Soldiers in the Trenches

But times move on and certainly, here in the 21st century, with the great majority of all crackers on offer being cheaply manufactured in China (funnily enough a country that, with only roughly 1% being Christian does not even officially celebrate Christmas), the great heyday of the Christmas cracker from around 1880 to 1920 has long since passed. But in those far off days of over a century ago when crackers really were crackers, the great family run company of Tom Smith's, based in Wilson St. in London, had spread its wings to all corners of not only the British Empire but across the world in general - testament if testament were needed to the vision and flair of the cracker's accepted inventor Thomas Smith during the Victorian period. Having said that, even in his short lifetime (and indeed following his untimely death), various members of the Victorian press still referred to him as – “The King of Crackers” – such was his enduring reputation.

A quick scan through the many internet sites claiming in one way or another to offer a "history" of the Christmas cracker will show that much of what is written regarding Tom Smith and his accepted invention is little more than guesswork, speculation or myth. Sadly, today's Christmas cracker industry has never seriously taken the time and trouble to conduct in depth research into the man and his product, and many of the so-called "facts" are purely hearsay and speculation and are way off the mark which is a shame because the true story of the remarkable Tom Smith is one well worth telling.

Even the much cited story of Tom Smith sitting in front of an open fire, hearing a log go pop (as gasses escaped) and getting the idea to put a "bang" in his crackers has to be in doubt. It is a cosy little story but whilst it may have at least some credence, the following puts the traditional story of the "bang" in rather a different light.

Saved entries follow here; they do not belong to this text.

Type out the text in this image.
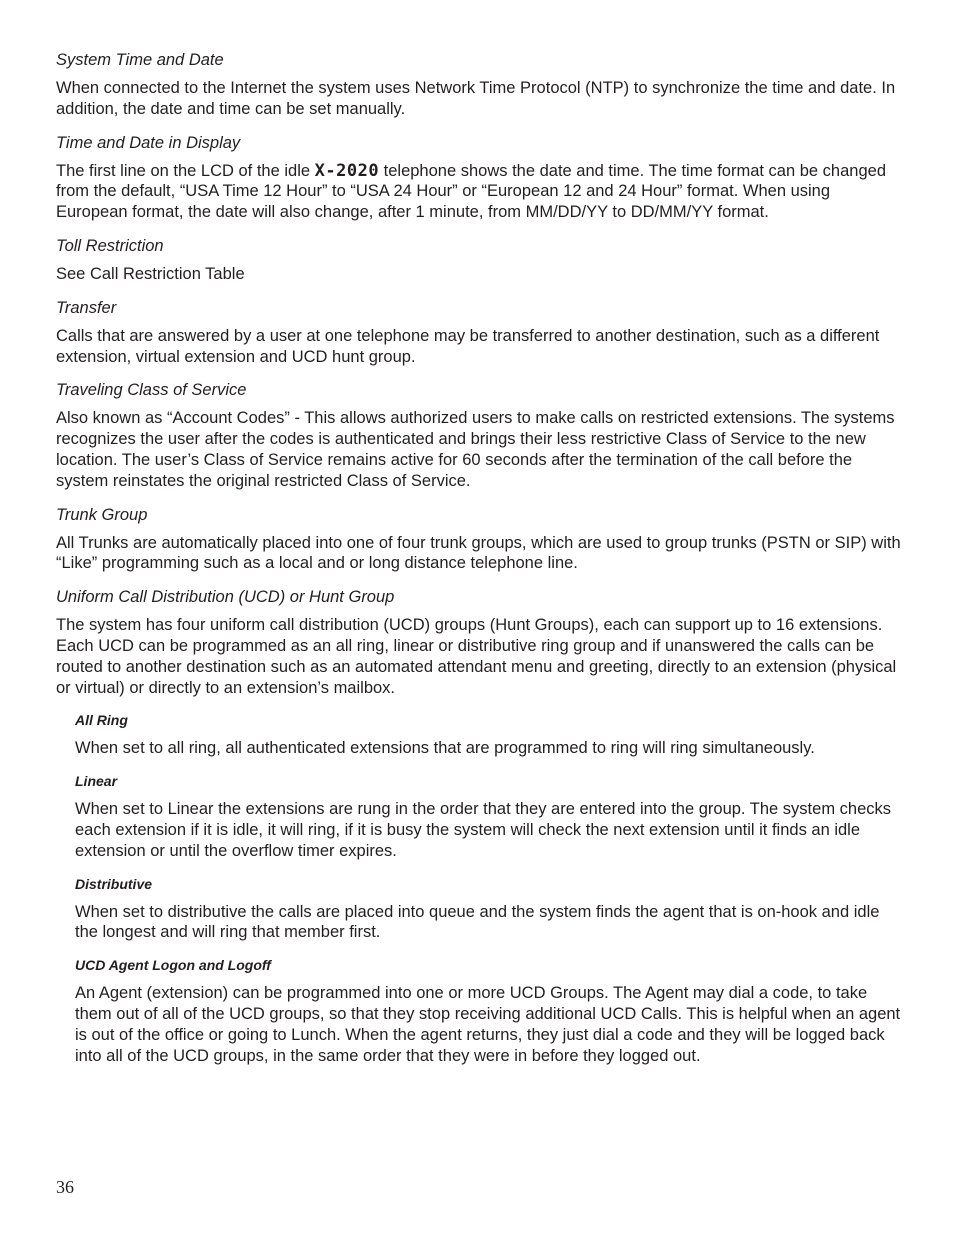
System Time and Date
When connected to the Internet the system uses Network Time Protocol (NTP) to synchronize the time and date. In addition, the date and time can be set manually.
Time and Date in Display
The first line on the LCD of the idle X-2020 telephone shows the date and time. The time format can be changed from the default, “USA Time 12 Hour” to “USA 24 Hour” or “European 12 and 24 Hour” format. When using European format, the date will also change, after 1 minute, from MM/DD/YY to DD/MM/YY format.
Toll Restriction
See Call Restriction Table
Transfer
Calls that are answered by a user at one telephone may be transferred to another destination, such as a different extension, virtual extension and UCD hunt group.
Traveling Class of Service
Also known as “Account Codes” - This allows authorized users to make calls on restricted extensions. The systems recognizes the user after the codes is authenticated and brings their less restrictive Class of Service to the new location. The user’s Class of Service remains active for 60 seconds after the termination of the call before the system reinstates the original restricted Class of Service.
Trunk Group
All Trunks are automatically placed into one of four trunk groups, which are used to group trunks (PSTN or SIP) with “Like” programming such as a local and or long distance telephone line.
Uniform Call Distribution (UCD) or Hunt Group
The system has four uniform call distribution (UCD) groups (Hunt Groups), each can support up to 16 extensions. Each UCD can be programmed as an all ring, linear or distributive ring group and if unanswered the calls can be routed to another destination such as an automated attendant menu and greeting, directly to an extension (physical or virtual) or directly to an extension’s mailbox.
All Ring
When set to all ring, all authenticated extensions that are programmed to ring will ring simultaneously.
Linear
When set to Linear the extensions are rung in the order that they are entered into the group. The system checks each extension if it is idle, it will ring, if it is busy the system will check the next extension until it finds an idle extension or until the overflow timer expires.
Distributive
When set to distributive the calls are placed into queue and the system finds the agent that is on-hook and idle the longest and will ring that member first.
UCD Agent Logon and Logoff
An Agent (extension) can be programmed into one or more UCD Groups. The Agent may dial a code, to take them out of all of the UCD groups, so that they stop receiving additional UCD Calls. This is helpful when an agent is out of the office or going to Lunch. When the agent returns, they just dial a code and they will be logged back into all of the UCD groups, in the same order that they were in before they logged out.
36
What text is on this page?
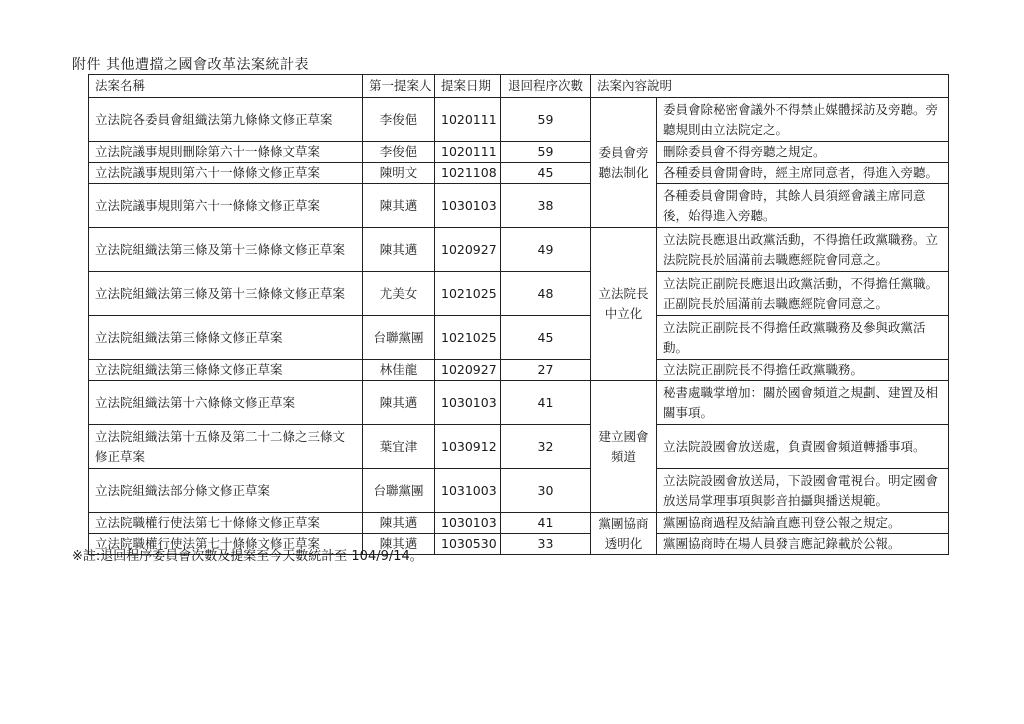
附件 其他遭擋之國會改革法案統計表
法案名稱	第一提案人	提案日期	退回程序次數	法案內容說明	
立法院各委員會組織法第九條條文修正草案	李俊俋	1020111	59	委員會旁聽法制化	委員會除秘密會議外不得禁止媒體採訪及旁聽。旁聽規則由立法院定之。
立法院議事規則刪除第六十一條條文草案	李俊俋	1020111	59		刪除委員會不得旁聽之規定。
立法院議事規則第六十一條條文修正草案	陳明文	1021108	45		各種委員會開會時，經主席同意者，得進入旁聽。
立法院議事規則第六十一條條文修正草案	陳其邁	1030103	38		各種委員會開會時，其餘人員須經會議主席同意後，始得進入旁聽。
立法院組織法第三條及第十三條條文修正草案	陳其邁	1020927	49	立法院長中立化	立法院長應退出政黨活動，不得擔任政黨職務。立法院院長於屆滿前去職應經院會同意之。
立法院組織法第三條及第十三條條文修正草案	尤美女	1021025	48		立法院正副院長應退出政黨活動，不得擔任黨職。正副院長於屆滿前去職應經院會同意之。
立法院組織法第三條條文修正草案	台聯黨團	1021025	45		立法院正副院長不得擔任政黨職務及參與政黨活動。
立法院組織法第三條條文修正草案	林佳龍	1020927	27		立法院正副院長不得擔任政黨職務。
立法院組織法第十六條條文修正草案	陳其邁	1030103	41	建立國會頻道	秘書處職掌增加：關於國會頻道之規劃、建置及相關事項。
立法院組織法第十五條及第二十二條之三條文修正草案	葉宜津	1030912	32		立法院設國會放送處，負責國會頻道轉播事項。
立法院組織法部分條文修正草案	台聯黨團	1031003	30		立法院設國會放送局，下設國會電視台。明定國會放送局掌理事項與影音拍攝與播送規範。
立法院職權行使法第七十條條文修正草案	陳其邁	1030103	41	黨團協商透明化	黨團協商過程及結論直應刊登公報之規定。
立法院職權行使法第七十條條文修正草案	陳其邁	1030530	33		黨團協商時在場人員發言應記錄載於公報。
※註:退回程序委員會次數及提案至今天數統計至 104/9/14。
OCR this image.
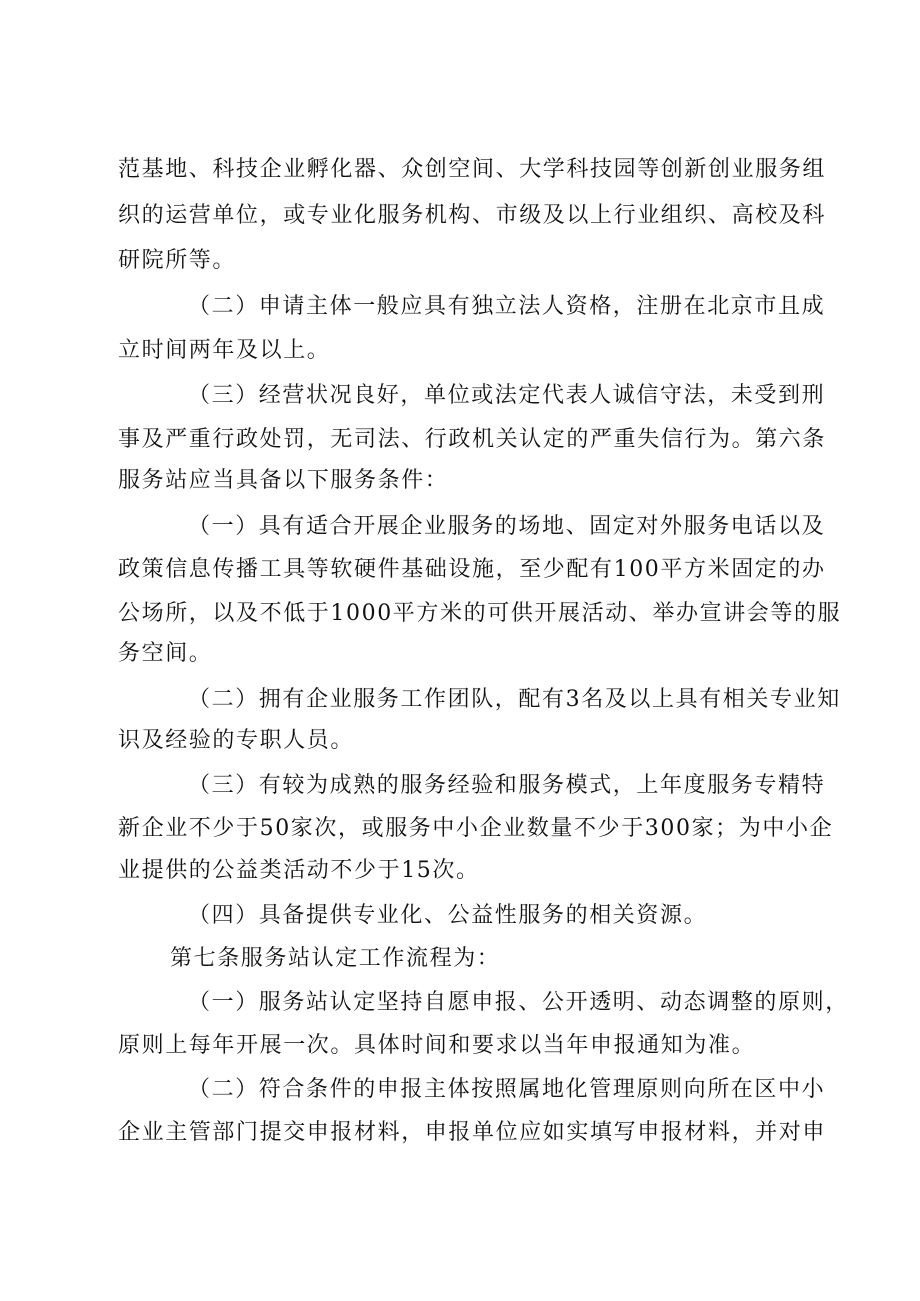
范基地、科技企业孵化器、众创空间、大学科技园等创新创业服务组
织的运营单位，或专业化服务机构、市级及以上行业组织、高校及科
研院所等。
（二）申请主体一般应具有独立法人资格，注册在北京市且成
立时间两年及以上。
（三）经营状况良好，单位或法定代表人诚信守法，未受到刑
事及严重行政处罚，无司法、行政机关认定的严重失信行为。第六条
服务站应当具备以下服务条件：
（一）具有适合开展企业服务的场地、固定对外服务电话以及
政策信息传播工具等软硬件基础设施，至少配有100平方米固定的办
公场所，以及不低于1000平方米的可供开展活动、举办宣讲会等的服
务空间。
（二）拥有企业服务工作团队，配有3名及以上具有相关专业知
识及经验的专职人员。
（三）有较为成熟的服务经验和服务模式，上年度服务专精特
新企业不少于50家次，或服务中小企业数量不少于300家；为中小企
业提供的公益类活动不少于15次。
（四）具备提供专业化、公益性服务的相关资源。
第七条服务站认定工作流程为：
（一）服务站认定坚持自愿申报、公开透明、动态调整的原则，
原则上每年开展一次。具体时间和要求以当年申报通知为准。
（二）符合条件的申报主体按照属地化管理原则向所在区中小
企业主管部门提交申报材料，申报单位应如实填写申报材料，并对申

Various accounts have been given of the invention of the cracker snap - some attributing it to Tom Smith himself. In fact snaps were first described in the first quarter of the 19th century and were one of several exploding novelties or "detonating works" introduced following the discovery of silver fulminate by the English chemist Edward Charles Howard (1774 - 1816) in 1800 and the development in 1802 ( by Italian chemistry professor Luigi Valentino Brugnatelli (1761 - 1818) ) of a satisfactory method of preparing it. Snaps (or something pretty similar) were evidently in use for amusement and for practical jokes long before Tom Smith introduced them as an essential component of Christmas crackers around 1860.

*The following details regarding the origins of cracker snaps kindly supplied by Australian chemist Barry Sturman in 2008 from his research for the three-volume “Encyclopedia Dictionary of Pyrotechnics and Related Subjects” which was published in 2012 by Journal of Pyrotechnics Inc.

In his book "A History of Fireworks", Alan St Hill Brock (1886 - 1956 ) of Brocks Fireworks, referred to an old book "The Art of Making Fireworks by Plain and Easy Rules" by T. Angelo. Brock says this was published "c.1816", and he wrote of Angelo:-

"The sole addition he makes to the material published elsewhere is a description of what he calls "Waterloo Crackers" in which Fulminating Silver is employed. These are the 'snaps' used today in Christmas crackers to supply their 'bangs', although fifty years were to elapse before the late Tom Brown, - for many years an experimental chemist to my firm - hit upon the idea of their construction and sold it to the late Tom Smith".